For debugging, the mapping node subscribes to a goal topic. When it receives a PoseStamped on this topic it will search for a path from the rover’s current location to the goal location. It will publish the path, but the rover won’t move.

You can publish on the goal topic to trigger a path search by clicking on the "2D Nav Goal" button in the RViz menu bar and then clicking a point in the map.

With movement: rover drives to the goal point

The Python code that interfaces with the mapping/get_plan service is in planner.py. When a rover is driving autonomously, the Planner module is imported and called from inside the behavior code. However, you can also run planner.py as a standalone node for testing.

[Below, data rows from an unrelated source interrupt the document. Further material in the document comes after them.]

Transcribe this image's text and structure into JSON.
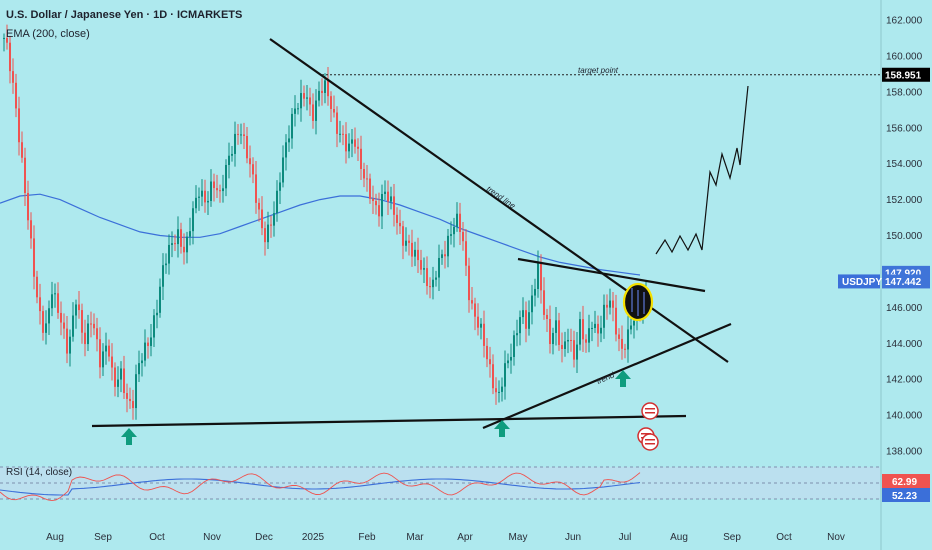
{
  "header": {
    "title": "U.S. Dollar / Japanese Yen · 1D · ICMARKETS",
    "indicator": "EMA (200, close)",
    "rsi_label": "RSI (14, close)"
  },
  "chart_data": {
    "type": "candlestick",
    "symbol": "USDJPY",
    "ylim": [
      138,
      162
    ],
    "y_ticks": [
      138,
      140,
      142,
      144,
      146,
      148,
      150,
      152,
      154,
      156,
      158,
      160,
      162
    ],
    "x_ticks": [
      "Aug",
      "Sep",
      "Oct",
      "Nov",
      "Dec",
      "2025",
      "Feb",
      "Mar",
      "Apr",
      "May",
      "Jun",
      "Jul",
      "Aug",
      "Sep",
      "Oct",
      "Nov"
    ],
    "price_path": [
      [
        0,
        161.7
      ],
      [
        8,
        160.3
      ],
      [
        15,
        157.5
      ],
      [
        22,
        154.0
      ],
      [
        30,
        150.0
      ],
      [
        38,
        146.0
      ],
      [
        45,
        144.5
      ],
      [
        52,
        147.0
      ],
      [
        60,
        145.5
      ],
      [
        68,
        143.5
      ],
      [
        76,
        146.5
      ],
      [
        84,
        144.0
      ],
      [
        92,
        145.5
      ],
      [
        100,
        143.0
      ],
      [
        108,
        144.0
      ],
      [
        114,
        141.5
      ],
      [
        120,
        142.5
      ],
      [
        126,
        141.0
      ],
      [
        132,
        140.3
      ],
      [
        137,
        142.5
      ],
      [
        143,
        143.5
      ],
      [
        150,
        144.2
      ],
      [
        157,
        146.0
      ],
      [
        164,
        148.5
      ],
      [
        171,
        149.5
      ],
      [
        178,
        150.0
      ],
      [
        185,
        149.0
      ],
      [
        192,
        151.2
      ],
      [
        199,
        152.5
      ],
      [
        206,
        151.8
      ],
      [
        213,
        153.0
      ],
      [
        220,
        152.2
      ],
      [
        227,
        154.0
      ],
      [
        234,
        155.2
      ],
      [
        240,
        156.0
      ],
      [
        246,
        154.8
      ],
      [
        252,
        153.5
      ],
      [
        258,
        151.5
      ],
      [
        264,
        149.8
      ],
      [
        270,
        150.5
      ],
      [
        276,
        151.8
      ],
      [
        282,
        154.0
      ],
      [
        288,
        155.5
      ],
      [
        294,
        157.0
      ],
      [
        300,
        157.5
      ],
      [
        306,
        158.0
      ],
      [
        312,
        156.5
      ],
      [
        318,
        157.8
      ],
      [
        324,
        158.5
      ],
      [
        330,
        157.5
      ],
      [
        336,
        156.0
      ],
      [
        342,
        155.5
      ],
      [
        348,
        154.8
      ],
      [
        354,
        155.5
      ],
      [
        360,
        154.0
      ],
      [
        366,
        153.0
      ],
      [
        372,
        152.0
      ],
      [
        378,
        151.2
      ],
      [
        384,
        152.5
      ],
      [
        390,
        152.0
      ],
      [
        396,
        151.0
      ],
      [
        402,
        149.8
      ],
      [
        408,
        149.5
      ],
      [
        414,
        149.0
      ],
      [
        420,
        148.5
      ],
      [
        426,
        147.5
      ],
      [
        432,
        147.0
      ],
      [
        438,
        148.5
      ],
      [
        444,
        149.0
      ],
      [
        450,
        150.0
      ],
      [
        456,
        151.0
      ],
      [
        462,
        150.2
      ],
      [
        468,
        147.0
      ],
      [
        474,
        145.5
      ],
      [
        480,
        145.0
      ],
      [
        486,
        143.5
      ],
      [
        492,
        142.0
      ],
      [
        498,
        140.8
      ],
      [
        504,
        142.5
      ],
      [
        510,
        143.3
      ],
      [
        516,
        144.5
      ],
      [
        521,
        145.8
      ],
      [
        527,
        145.0
      ],
      [
        533,
        146.8
      ],
      [
        538,
        148.2
      ],
      [
        544,
        145.8
      ],
      [
        550,
        144.2
      ],
      [
        556,
        145.0
      ],
      [
        562,
        143.5
      ],
      [
        568,
        144.5
      ],
      [
        574,
        143.2
      ],
      [
        580,
        145.0
      ],
      [
        586,
        144.0
      ],
      [
        592,
        145.2
      ],
      [
        598,
        144.5
      ],
      [
        604,
        145.8
      ],
      [
        610,
        146.5
      ],
      [
        616,
        144.8
      ],
      [
        622,
        143.5
      ],
      [
        628,
        144.5
      ],
      [
        634,
        145.5
      ],
      [
        640,
        146.0
      ],
      [
        645,
        146.6
      ]
    ],
    "ema200_path": [
      [
        0,
        151.8
      ],
      [
        20,
        152.2
      ],
      [
        40,
        152.3
      ],
      [
        60,
        152.0
      ],
      [
        80,
        151.5
      ],
      [
        100,
        151.0
      ],
      [
        120,
        150.6
      ],
      [
        140,
        150.2
      ],
      [
        160,
        150.0
      ],
      [
        180,
        149.9
      ],
      [
        200,
        149.9
      ],
      [
        220,
        150.1
      ],
      [
        240,
        150.5
      ],
      [
        260,
        150.9
      ],
      [
        280,
        151.3
      ],
      [
        300,
        151.7
      ],
      [
        320,
        152.0
      ],
      [
        340,
        152.2
      ],
      [
        360,
        152.2
      ],
      [
        380,
        152.0
      ],
      [
        400,
        151.7
      ],
      [
        420,
        151.3
      ],
      [
        440,
        150.9
      ],
      [
        460,
        150.4
      ],
      [
        480,
        150.0
      ],
      [
        500,
        149.6
      ],
      [
        520,
        149.2
      ],
      [
        540,
        148.8
      ],
      [
        560,
        148.5
      ],
      [
        580,
        148.3
      ],
      [
        600,
        148.1
      ],
      [
        620,
        147.95
      ],
      [
        640,
        147.8
      ]
    ],
    "rsi_current": "62.99",
    "rsi_level_b": "52.23",
    "price_tags": [
      {
        "value": "158.951",
        "y": 158.951,
        "bg": "#000000"
      },
      {
        "value": "147.920",
        "y": 147.92,
        "bg": "#3f74d8"
      },
      {
        "value": "147.442",
        "y": 147.442,
        "bg": "#3f74d8"
      }
    ],
    "annotations": {
      "target_label": "target point",
      "target_value": 158.951,
      "trend_line_label": "trend line",
      "trend_label": "trend"
    }
  },
  "colors": {
    "background": "#aee9ee",
    "bull": "#0c8a7d",
    "bear": "#ef5350",
    "ema": "#3b6fd9",
    "rsi_line": "#3b6fd9",
    "rsi_signal": "#ef5350",
    "arrow": "#0f9c7e",
    "ellipse": "#f5e000"
  }
}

If you’re connected to only one rover:

./dev.sh planner.py

Otherwise, if you’re connected to multiple rovers:

# connect to the rover named achilles
source ./devel/setup.bash
ROS_NAMESPACE=achilles rosrun mobility planner.py
Usage:
ROS_NAMESPACE=achilles rosrun mobility planner.py -h
usage: planner.py [-h] [--avoid-home | --avoid-targets]

optional arguments:
  -h, --help       show this help message and exit
  --avoid-home     whether the rover should avoid home during this run
                   (default: False)
  --avoid-targets  whether the rover should avoid targets during this run
                   (default: False)

When the planner node starts, it subscribes to the goal topic. When it receives a PoseStamped on this topic it will call the mapping/get_plan service to get a list of waypoints and then attempt to drive the rover to the goal location, avoiding sonar obstacles and optionally home tags or target tags.

If the planner node is running, when you use RViz’s "2D Nav Goal" button to click a point in the map, the rover will attempt to drive to that point.